Robots in a test in Reading, England have achieved 25% in being able to deceive humans into believing that they are themselves human. Professor Kevin Warwick at Reading University sums it up like this:
Alan Turing in 1950 set out the requirement that you would need at least 30% of interrogators to think that the machine was human for the machine to have passed the Turing Test. So what we’ve got today, the best machine, has got 25% of interrogators thinking it was a human – so we haven’t quite got to a machine passing the Turing Test.
Eliza and I spent time with Professor Warwick a while back and were deeply impressed by the huge strides robots had made in the last few years. An article I produced after that meeting is available to anyone who would like it.
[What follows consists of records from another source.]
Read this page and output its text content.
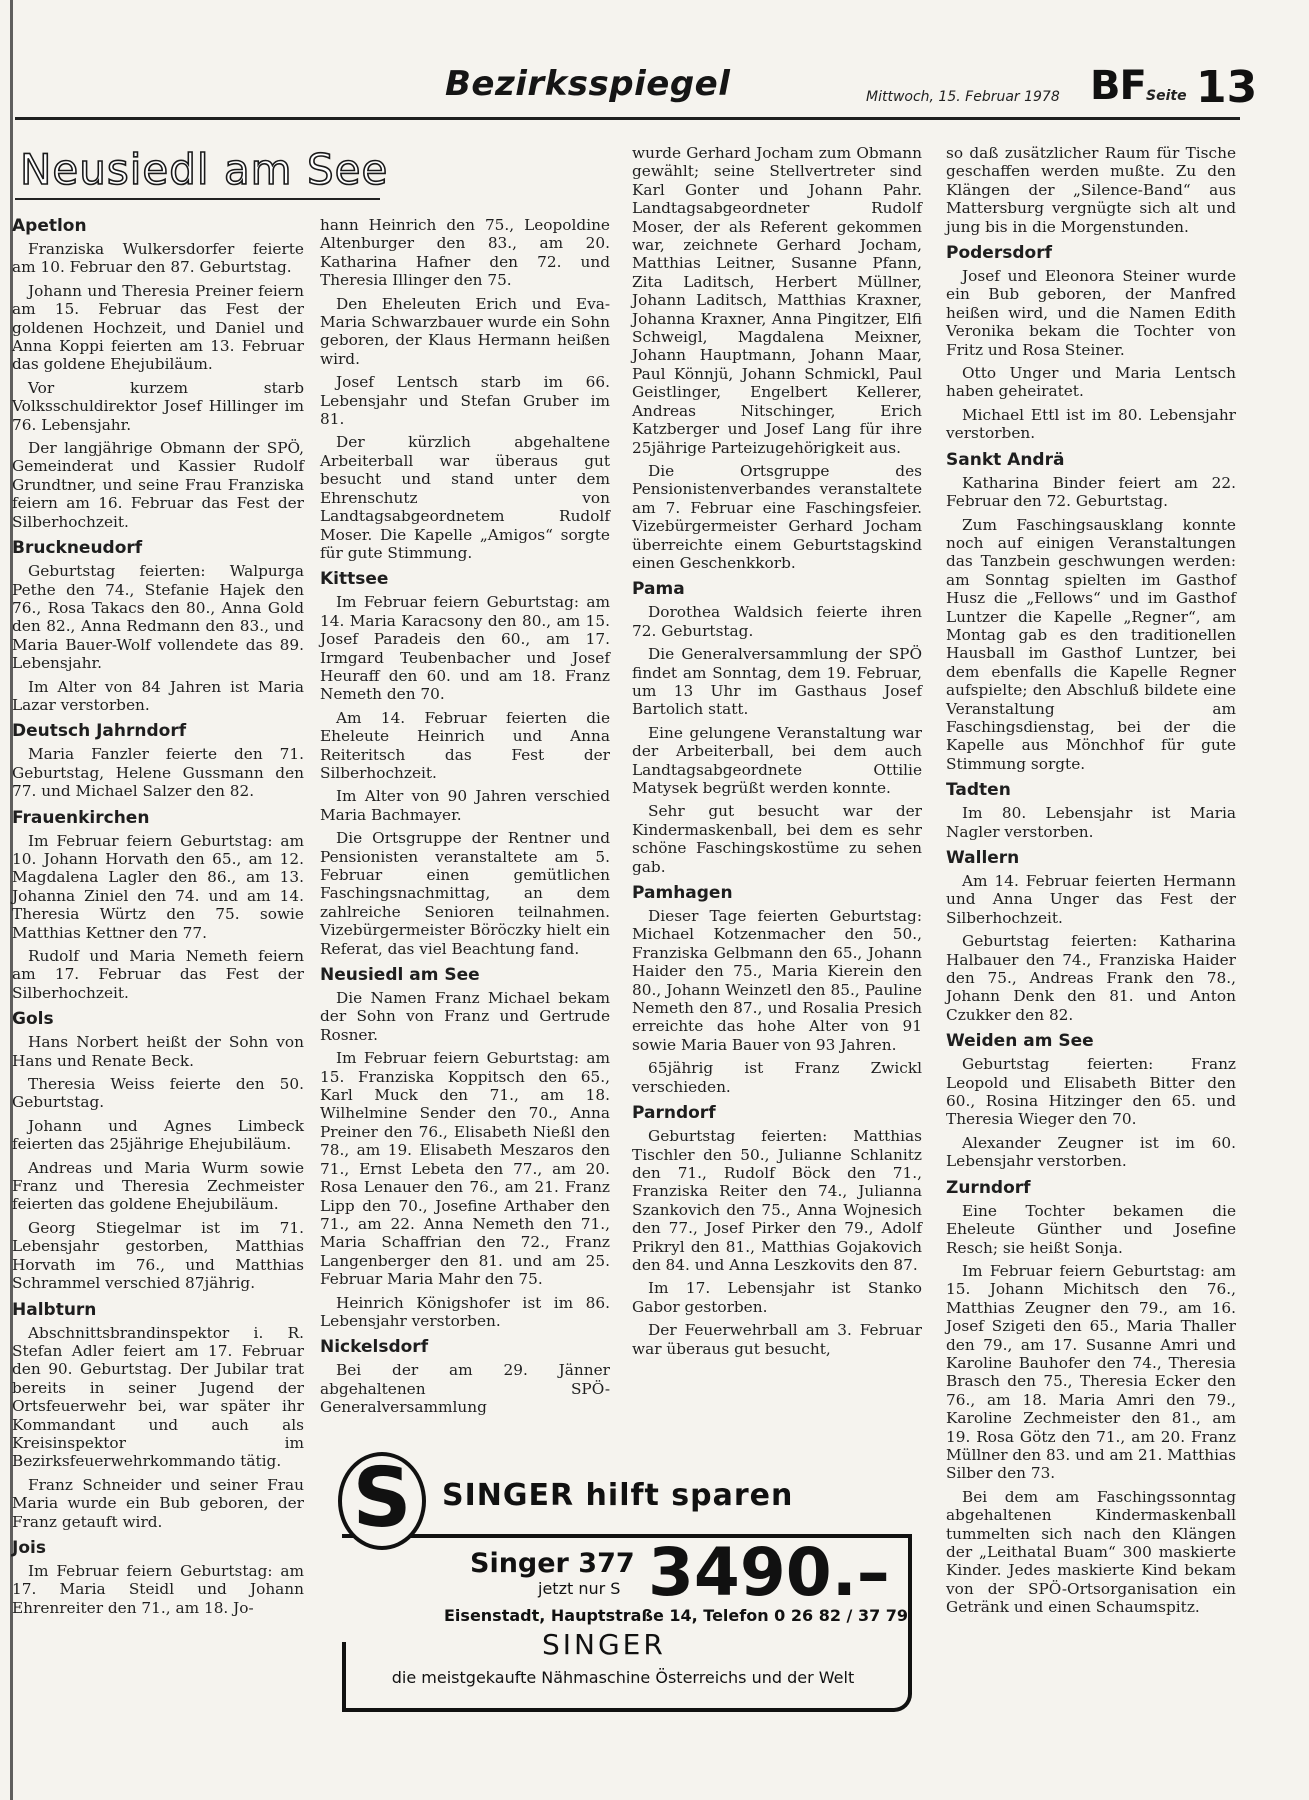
Bezirksspiegel	Mittwoch, 15. Februar 1978 BF Seite 13
Neusiedl am See
Apetlon

Franziska Wulkersdorfer feierte am 10. Februar den 87. Geburtstag.

Johann und Theresia Preiner feiern am 15. Februar das Fest der goldenen Hochzeit, und Daniel und Anna Koppi feierten am 13. Februar das goldene Ehejubiläum.

Vor kurzem starb Volksschuldirektor Josef Hillinger im 76. Lebensjahr.

Der langjährige Obmann der SPÖ, Gemeinderat und Kassier Rudolf Grundtner, und seine Frau Franziska feiern am 16. Februar das Fest der Silberhochzeit.

Bruckneudorf

Geburtstag feierten: Walpurga Pethe den 74., Stefanie Hajek den 76., Rosa Takacs den 80., Anna Gold den 82., Anna Redmann den 83., und Maria Bauer-Wolf vollendete das 89. Lebensjahr.

Im Alter von 84 Jahren ist Maria Lazar verstorben.

Deutsch Jahrndorf

Maria Fanzler feierte den 71. Geburtstag, Helene Gussmann den 77. und Michael Salzer den 82.

Frauenkirchen

Im Februar feiern Geburtstag: am 10. Johann Horvath den 65., am 12. Magdalena Lagler den 86., am 13. Johanna Ziniel den 74. und am 14. Theresia Würtz den 75. sowie Matthias Kettner den 77.

Rudolf und Maria Nemeth feiern am 17. Februar das Fest der Silberhochzeit.

Gols

Hans Norbert heißt der Sohn von Hans und Renate Beck.

Theresia Weiss feierte den 50. Geburtstag.

Johann und Agnes Limbeck feierten das 25jährige Ehejubiläum.

Andreas und Maria Wurm sowie Franz und Theresia Zechmeister feierten das goldene Ehejubiläum.

Georg Stiegelmar ist im 71. Lebensjahr gestorben, Matthias Horvath im 76., und Matthias Schrammel verschied 87jährig.

Halbturn

Abschnittsbrandinspektor i. R. Stefan Adler feiert am 17. Februar den 90. Geburtstag. Der Jubilar trat bereits in seiner Jugend der Ortsfeuerwehr bei, war später ihr Kommandant und auch als Kreisinspektor im Bezirksfeuerwehrkommando tätig.

Franz Schneider und seiner Frau Maria wurde ein Bub geboren, der Franz getauft wird.

Jois

Im Februar feiern Geburtstag: am 17. Maria Steidl und Johann Ehrenreiter den 71., am 18. Jo-

hann Heinrich den 75., Leopoldine Altenburger den 83., am 20. Katharina Hafner den 72. und Theresia Illinger den 75.

Den Eheleuten Erich und Eva-Maria Schwarzbauer wurde ein Sohn geboren, der Klaus Hermann heißen wird.

Josef Lentsch starb im 66. Lebensjahr und Stefan Gruber im 81.

Der kürzlich abgehaltene Arbeiterball war überaus gut besucht und stand unter dem Ehrenschutz von Landtagsabgeordnetem Rudolf Moser. Die Kapelle „Amigos“ sorgte für gute Stimmung.

Kittsee

Im Februar feiern Geburtstag: am 14. Maria Karacsony den 80., am 15. Josef Paradeis den 60., am 17. Irmgard Teubenbacher und Josef Heuraff den 60. und am 18. Franz Nemeth den 70.

Am 14. Februar feierten die Eheleute Heinrich und Anna Reiteritsch das Fest der Silberhochzeit.

Im Alter von 90 Jahren verschied Maria Bachmayer.

Die Ortsgruppe der Rentner und Pensionisten veranstaltete am 5. Februar einen gemütlichen Faschingsnachmittag, an dem zahlreiche Senioren teilnahmen. Vizebürgermeister Böröczky hielt ein Referat, das viel Beachtung fand.

Neusiedl am See

Die Namen Franz Michael bekam der Sohn von Franz und Gertrude Rosner.

Im Februar feiern Geburtstag: am 15. Franziska Koppitsch den 65., Karl Muck den 71., am 18. Wilhelmine Sender den 70., Anna Preiner den 76., Elisabeth Nießl den 78., am 19. Elisabeth Meszaros den 71., Ernst Lebeta den 77., am 20. Rosa Lenauer den 76., am 21. Franz Lipp den 70., Josefine Arthaber den 71., am 22. Anna Nemeth den 71., Maria Schaffrian den 72., Franz Langenberger den 81. und am 25. Februar Maria Mahr den 75.

Heinrich Königshofer ist im 86. Lebensjahr verstorben.

Nickelsdorf

Bei der am 29. Jänner abgehaltenen SPÖ-Generalversammlung

wurde Gerhard Jocham zum Obmann gewählt; seine Stellvertreter sind Karl Gonter und Johann Pahr. Landtagsabgeordneter Rudolf Moser, der als Referent gekommen war, zeichnete Gerhard Jocham, Matthias Leitner, Susanne Pfann, Zita Laditsch, Herbert Müllner, Johann Laditsch, Matthias Kraxner, Johanna Kraxner, Anna Pingitzer, Elfi Schweigl, Magdalena Meixner, Johann Hauptmann, Johann Maar, Paul Könnjü, Johann Schmickl, Paul Geistlinger, Engelbert Kellerer, Andreas Nitschinger, Erich Katzberger und Josef Lang für ihre 25jährige Parteizugehörigkeit aus.

Die Ortsgruppe des Pensionistenverbandes veranstaltete am 7. Februar eine Faschingsfeier. Vizebürgermeister Gerhard Jocham überreichte einem Geburtstagskind einen Geschenkkorb.

Pama

Dorothea Waldsich feierte ihren 72. Geburtstag.

Die Generalversammlung der SPÖ findet am Sonntag, dem 19. Februar, um 13 Uhr im Gasthaus Josef Bartolich statt.

Eine gelungene Veranstaltung war der Arbeiterball, bei dem auch Landtagsabgeordnete Ottilie Matysek begrüßt werden konnte.

Sehr gut besucht war der Kindermaskenball, bei dem es sehr schöne Faschingskostüme zu sehen gab.

Pamhagen

Dieser Tage feierten Geburtstag: Michael Kotzenmacher den 50., Franziska Gelbmann den 65., Johann Haider den 75., Maria Kierein den 80., Johann Weinzetl den 85., Pauline Nemeth den 87., und Rosalia Presich erreichte das hohe Alter von 91 sowie Maria Bauer von 93 Jahren.

65jährig ist Franz Zwickl verschieden.

Parndorf

Geburtstag feierten: Matthias Tischler den 50., Julianne Schlanitz den 71., Rudolf Böck den 71., Franziska Reiter den 74., Julianna Szankovich den 75., Anna Wojnesich den 77., Josef Pirker den 79., Adolf Prikryl den 81., Matthias Gojakovich den 84. und Anna Leszkovits den 87.

Im 17. Lebensjahr ist Stanko Gabor gestorben.

Der Feuerwehrball am 3. Februar war überaus gut besucht,

so daß zusätzlicher Raum für Tische geschaffen werden mußte. Zu den Klängen der „Silence-Band“ aus Mattersburg vergnügte sich alt und jung bis in die Morgenstunden.

Podersdorf

Josef und Eleonora Steiner wurde ein Bub geboren, der Manfred heißen wird, und die Namen Edith Veronika bekam die Tochter von Fritz und Rosa Steiner.

Otto Unger und Maria Lentsch haben geheiratet.

Michael Ettl ist im 80. Lebensjahr verstorben.

Sankt Andrä

Katharina Binder feiert am 22. Februar den 72. Geburtstag.

Zum Faschingsausklang konnte noch auf einigen Veranstaltungen das Tanzbein geschwungen werden: am Sonntag spielten im Gasthof Husz die „Fellows“ und im Gasthof Luntzer die Kapelle „Regner“, am Montag gab es den traditionellen Hausball im Gasthof Luntzer, bei dem ebenfalls die Kapelle Regner aufspielte; den Abschluß bildete eine Veranstaltung am Faschingsdienstag, bei der die Kapelle aus Mönchhof für gute Stimmung sorgte.

Tadten

Im 80. Lebensjahr ist Maria Nagler verstorben.

Wallern

Am 14. Februar feierten Hermann und Anna Unger das Fest der Silberhochzeit.

Geburtstag feierten: Katharina Halbauer den 74., Franziska Haider den 75., Andreas Frank den 78., Johann Denk den 81. und Anton Czukker den 82.

Weiden am See

Geburtstag feierten: Franz Leopold und Elisabeth Bitter den 60., Rosina Hitzinger den 65. und Theresia Wieger den 70.

Alexander Zeugner ist im 60. Lebensjahr verstorben.

Zurndorf

Eine Tochter bekamen die Eheleute Günther und Josefine Resch; sie heißt Sonja.

Im Februar feiern Geburtstag: am 15. Johann Michitsch den 76., Matthias Zeugner den 79., am 16. Josef Szigeti den 65., Maria Thaller den 79., am 17. Susanne Amri und Karoline Bauhofer den 74., Theresia Brasch den 75., Theresia Ecker den 76., am 18. Maria Amri den 79., Karoline Zechmeister den 81., am 19. Rosa Götz den 71., am 20. Franz Müllner den 83. und am 21. Matthias Silber den 73.

Bei dem am Faschingssonntag abgehaltenen Kindermaskenball tummelten sich nach den Klängen der „Leithatal Buam“ 300 maskierte Kinder. Jedes maskierte Kind bekam von der SPÖ-Ortsorganisation ein Getränk und einen Schaumspitz.

S SINGER hilft sparen
Singer 377
jetzt nur S 3490.–
Eisenstadt, Hauptstraße 14, Telefon 0 26 82 / 37 79
SINGER
die meistgekaufte Nähmaschine Österreichs und der Welt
Robots are now an increasing part of life in many activities. They are being built to be carers in hospitals and homes. They will perform certain surgical operations in the fairly near future. The line between the highly sophisticated computer programme and the robot is becoming blurred. Aircraft are increasingly controlled by their computers with potential over-rides from controllers on the ground. Car design is moving swiftly towards machine doing some of the thinking formerly left to the driver.
Developing thinking robots is not unlike bringing up children but with fewer tantrums. The mechanicals are relatively easy to define and implant. The moral choices are more difficult. This will increasingly become apparent as robot development strides ahead. The problem can be summed up as rules versus reason.
One of today’s difficulties with raising children is that we have tried to implant freedom into the human mind. For freedom to work in a socially acceptable way the possessor of it must have clear moral guidelines which fall short of, well, robotic behaviour.
The champions of acceptable moral behaviour and the people who used to at least try to be role models have both largely failed us, the former because they have not kept up with the issues over which moral choices have to be made, the latter because a celebrity culture has left us thinking that display is more important than dignity.
Codes of ethics abound but they all miss the point that a creative, developing world needs some chaos as well as some order. In programming our robots with their moral standards let us hope that we can teach them the difference between constructive and destructive chaos.
It’s the only way we will harness the massive creative powers we now have becoming available for mankind’s benefit.